Per una volta spreco il mio tempo per cose estranee alla Pozzanghera ed alle webcam. Premesso che non amo particolarmente il genere umano, mi servo di Miriam e degli amici per riempire il mio vuoto esistenziale in attesa dell’olocausto ambientale, spero mi colga tra i miei alberi a Basaluzzo, insomma, ottimismo a non finire.

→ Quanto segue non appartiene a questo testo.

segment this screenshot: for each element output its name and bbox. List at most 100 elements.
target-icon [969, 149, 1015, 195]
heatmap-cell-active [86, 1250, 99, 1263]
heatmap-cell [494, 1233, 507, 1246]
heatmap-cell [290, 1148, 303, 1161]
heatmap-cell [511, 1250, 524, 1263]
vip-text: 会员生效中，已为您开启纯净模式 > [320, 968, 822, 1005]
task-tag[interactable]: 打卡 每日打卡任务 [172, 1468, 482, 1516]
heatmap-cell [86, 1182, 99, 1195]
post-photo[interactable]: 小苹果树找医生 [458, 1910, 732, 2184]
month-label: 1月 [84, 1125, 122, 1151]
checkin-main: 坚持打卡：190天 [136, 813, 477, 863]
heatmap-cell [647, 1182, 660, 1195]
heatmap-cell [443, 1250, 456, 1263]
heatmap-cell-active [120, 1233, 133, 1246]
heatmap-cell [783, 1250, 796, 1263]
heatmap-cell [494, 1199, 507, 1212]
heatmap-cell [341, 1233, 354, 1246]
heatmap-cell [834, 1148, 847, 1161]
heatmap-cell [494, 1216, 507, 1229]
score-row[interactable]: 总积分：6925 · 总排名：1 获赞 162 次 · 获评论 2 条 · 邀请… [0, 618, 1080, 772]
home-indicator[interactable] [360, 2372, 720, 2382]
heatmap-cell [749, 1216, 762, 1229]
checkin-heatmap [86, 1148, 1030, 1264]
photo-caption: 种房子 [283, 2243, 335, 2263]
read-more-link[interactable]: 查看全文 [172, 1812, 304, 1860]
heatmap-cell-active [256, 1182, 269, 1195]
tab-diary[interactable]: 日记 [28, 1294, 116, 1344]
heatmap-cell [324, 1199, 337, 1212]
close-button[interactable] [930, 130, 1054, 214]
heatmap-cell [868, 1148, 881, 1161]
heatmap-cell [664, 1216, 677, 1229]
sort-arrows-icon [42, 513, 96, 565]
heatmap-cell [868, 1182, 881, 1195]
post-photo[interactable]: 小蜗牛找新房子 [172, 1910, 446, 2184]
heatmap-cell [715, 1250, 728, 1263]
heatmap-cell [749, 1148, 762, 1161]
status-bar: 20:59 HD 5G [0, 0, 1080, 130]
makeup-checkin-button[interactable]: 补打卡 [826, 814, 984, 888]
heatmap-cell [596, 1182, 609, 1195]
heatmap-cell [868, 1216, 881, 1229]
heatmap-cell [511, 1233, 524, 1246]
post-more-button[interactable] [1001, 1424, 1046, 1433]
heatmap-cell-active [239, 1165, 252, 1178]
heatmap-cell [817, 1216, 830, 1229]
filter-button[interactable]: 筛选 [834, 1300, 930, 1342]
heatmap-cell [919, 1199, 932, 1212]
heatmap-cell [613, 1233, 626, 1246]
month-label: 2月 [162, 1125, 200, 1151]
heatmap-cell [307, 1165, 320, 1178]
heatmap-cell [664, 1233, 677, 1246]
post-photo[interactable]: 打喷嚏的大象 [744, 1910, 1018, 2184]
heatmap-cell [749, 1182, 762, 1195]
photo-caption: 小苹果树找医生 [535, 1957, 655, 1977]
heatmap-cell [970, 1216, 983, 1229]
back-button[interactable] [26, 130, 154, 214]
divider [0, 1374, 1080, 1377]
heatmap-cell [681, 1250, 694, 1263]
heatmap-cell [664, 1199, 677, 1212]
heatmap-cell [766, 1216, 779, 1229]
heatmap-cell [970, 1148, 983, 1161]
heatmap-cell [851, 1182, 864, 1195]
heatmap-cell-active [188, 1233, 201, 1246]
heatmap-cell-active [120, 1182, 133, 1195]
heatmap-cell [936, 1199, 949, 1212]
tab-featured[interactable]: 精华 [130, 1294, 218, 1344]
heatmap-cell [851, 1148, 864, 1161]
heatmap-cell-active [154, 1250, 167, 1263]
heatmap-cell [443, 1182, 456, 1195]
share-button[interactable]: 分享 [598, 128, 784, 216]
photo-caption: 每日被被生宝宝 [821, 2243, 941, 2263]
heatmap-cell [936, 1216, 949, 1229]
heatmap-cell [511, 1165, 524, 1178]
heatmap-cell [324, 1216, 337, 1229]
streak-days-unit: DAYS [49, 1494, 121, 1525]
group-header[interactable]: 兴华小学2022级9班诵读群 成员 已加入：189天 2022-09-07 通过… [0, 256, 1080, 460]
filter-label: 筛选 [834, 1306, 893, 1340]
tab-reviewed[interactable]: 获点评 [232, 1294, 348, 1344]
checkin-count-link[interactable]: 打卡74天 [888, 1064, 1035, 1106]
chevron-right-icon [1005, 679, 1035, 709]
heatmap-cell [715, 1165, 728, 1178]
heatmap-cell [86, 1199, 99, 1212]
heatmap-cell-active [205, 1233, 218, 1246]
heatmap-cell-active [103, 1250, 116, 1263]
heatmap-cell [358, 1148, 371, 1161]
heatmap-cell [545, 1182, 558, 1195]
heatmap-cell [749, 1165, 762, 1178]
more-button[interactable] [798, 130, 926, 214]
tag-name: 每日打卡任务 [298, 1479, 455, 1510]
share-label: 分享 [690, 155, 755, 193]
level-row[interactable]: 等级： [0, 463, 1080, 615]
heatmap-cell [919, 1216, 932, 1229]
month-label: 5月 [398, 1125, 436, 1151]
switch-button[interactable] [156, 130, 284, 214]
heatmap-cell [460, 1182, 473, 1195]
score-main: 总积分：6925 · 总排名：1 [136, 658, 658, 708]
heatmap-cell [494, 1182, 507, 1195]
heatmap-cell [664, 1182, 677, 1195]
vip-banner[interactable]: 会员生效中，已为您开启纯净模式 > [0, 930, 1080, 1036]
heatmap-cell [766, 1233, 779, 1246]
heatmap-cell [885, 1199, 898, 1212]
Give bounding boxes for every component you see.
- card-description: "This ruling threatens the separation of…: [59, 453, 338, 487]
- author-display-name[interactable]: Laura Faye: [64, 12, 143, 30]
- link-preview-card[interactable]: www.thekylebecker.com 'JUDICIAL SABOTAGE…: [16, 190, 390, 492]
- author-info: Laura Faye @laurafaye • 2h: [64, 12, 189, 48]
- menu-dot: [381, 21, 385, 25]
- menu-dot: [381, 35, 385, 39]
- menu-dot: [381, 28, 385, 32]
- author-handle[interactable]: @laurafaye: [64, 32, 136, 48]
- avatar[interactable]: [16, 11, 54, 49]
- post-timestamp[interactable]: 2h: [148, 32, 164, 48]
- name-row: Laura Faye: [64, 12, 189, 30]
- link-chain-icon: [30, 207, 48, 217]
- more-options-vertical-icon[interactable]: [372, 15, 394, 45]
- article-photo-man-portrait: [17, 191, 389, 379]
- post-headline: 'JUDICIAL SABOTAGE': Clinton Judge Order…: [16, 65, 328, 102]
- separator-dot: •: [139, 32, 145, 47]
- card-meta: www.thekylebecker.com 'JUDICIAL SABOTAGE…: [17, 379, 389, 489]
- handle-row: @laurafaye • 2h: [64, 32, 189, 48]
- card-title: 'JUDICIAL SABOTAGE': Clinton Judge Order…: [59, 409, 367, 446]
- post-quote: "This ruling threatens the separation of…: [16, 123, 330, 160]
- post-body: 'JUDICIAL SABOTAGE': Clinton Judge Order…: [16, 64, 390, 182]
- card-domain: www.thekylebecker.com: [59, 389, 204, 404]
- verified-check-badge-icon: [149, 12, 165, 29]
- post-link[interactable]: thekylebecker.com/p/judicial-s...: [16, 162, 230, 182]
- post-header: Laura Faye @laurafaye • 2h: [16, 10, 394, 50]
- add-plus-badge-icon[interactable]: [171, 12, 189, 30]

Talvolta mi capita di dover partecipare ad una riunione di lavoro. Per fortuna ci sono le conferenze telefoniche, che sono sicuramente meglio che andare di persona, fare ore di auto o dover prendere un aereo per incontrarsi e parlare di cose scontate o inutili. Intanto spesso le decisioni, quelle che contano, vengono prese con e-mail. Ma c’è chi sostiene che tra soci di affari ci si deve parlare. Riesco a saltare le cene di lavoro, che sono la summa di tutte le rotture di coglioni professionali. Non importa se in genere vengo collocato tra i peones delle holding, tra quelli che rappresentano le minime partecipazioni, i dimenticati dei patti parasociali. In un tavolo di gente che non conosco, dietro a qualche colonna o vicino alla porta della cucina o dei gabinetti, quasi al buio. Dai tavoli delle persone importanti arrivano bagliori di luce e suoni armoniosi. Noi nel tavolo delle persone meno influenti, facciamo fatica ad avviare uno straccio di conversazione, se a questo si aggiunge il fatto che la lingua comune è l’inglese, sto diventando sordo e non capisco gli accenti e comunque di intavolare una conversazione non me ne potrebbe fregare meno di un picocazzo.
Dunque ben venga la conference call. Ieri però ero completamente senza voce. Miriam ed io siamo stati infettati da questo virus di cui i giornali non parlano, io ci vedo i primi timidi tentativi di qualche batterio che sta prendendo le misure per decimare la popolazione umana, unica strada per salvare la vita su questo pianeta. Ricordo bene le influenze che prendevo da bambino. Una settimana e poi passava. Adesso è meno violenta ma dura settimane e settimane.
Ad ogni buon conto, la telefonata di gruppo iniziava alle 10:30 ora di Londra, ma in apertura delle discussioni volevo avvisare i partecipanti che ero senza voce. Ovviamente il termine voiceless mi sembrava troppo scontato, scolastico, banale, roba da prima media. Sono andato su Google per cercare il vocabolo che non ti aspetti, quello di Oxford che sui vocabolari indicano come obsoleto ma che fa figo e mostra una cultura avanzata. Ed ecco cosa mi è saltato fuori.
Avrei sicuramente fatto un figurone a dire che ero “conclusion”, solo dopo aver spiegato che io parlo bene l’inglese e lorsignori, perlopiù di madre lingua inglese, non capiscono un cazzo. Perchè Google ha sempre ragione, fatto salvo che ha pensato che io fossi un abitante delle isole Samoa. Insomma, afono in inglese si dice voiceless, altro che latinismi.
Durante una conference call posso fare molte cose che al bordo di un tavolo da riunione non potrei. Ad esempio mettermi un dito nel naso, o due, fare delle facce strane. Scoreggiare (ma dev’essere silenziosa) o sbadigliare, guardare fuori dalla finestra con la faccia sconsolata, non dovermi mostrare interessato anche se ci sono persone che non capisco quando parlano. Ridere a battute che non mi fanno ridere o che proprio non capisco. Anche questa riunione è servita collegialmente a nulla, alcuni però hanno raggiunto il proprio scopo che è quello di alimentare il proprio ego che si gonfia quando parli in teleconferenza e dici cose intelligenti. Uno invece ha fatto una proposta che è palesemente una presa per il culo, cioè una fregatura per tutti gli altri. Ma è un tizio potente e nessuno ha avuto voglia di rispondergli “ma che cazzo dici”. Intanto la sua proposta finirà nel nulla, almeno spero.
PROSEGUE la preparazione del supporto per ostentare la futura webcam. Questa sera presenterò la struttura nella colonnina dove farò i buchi per fissarla con i Fisher. Poi la dipingerò di un bel bianco satinato e prima o poi andrò on line.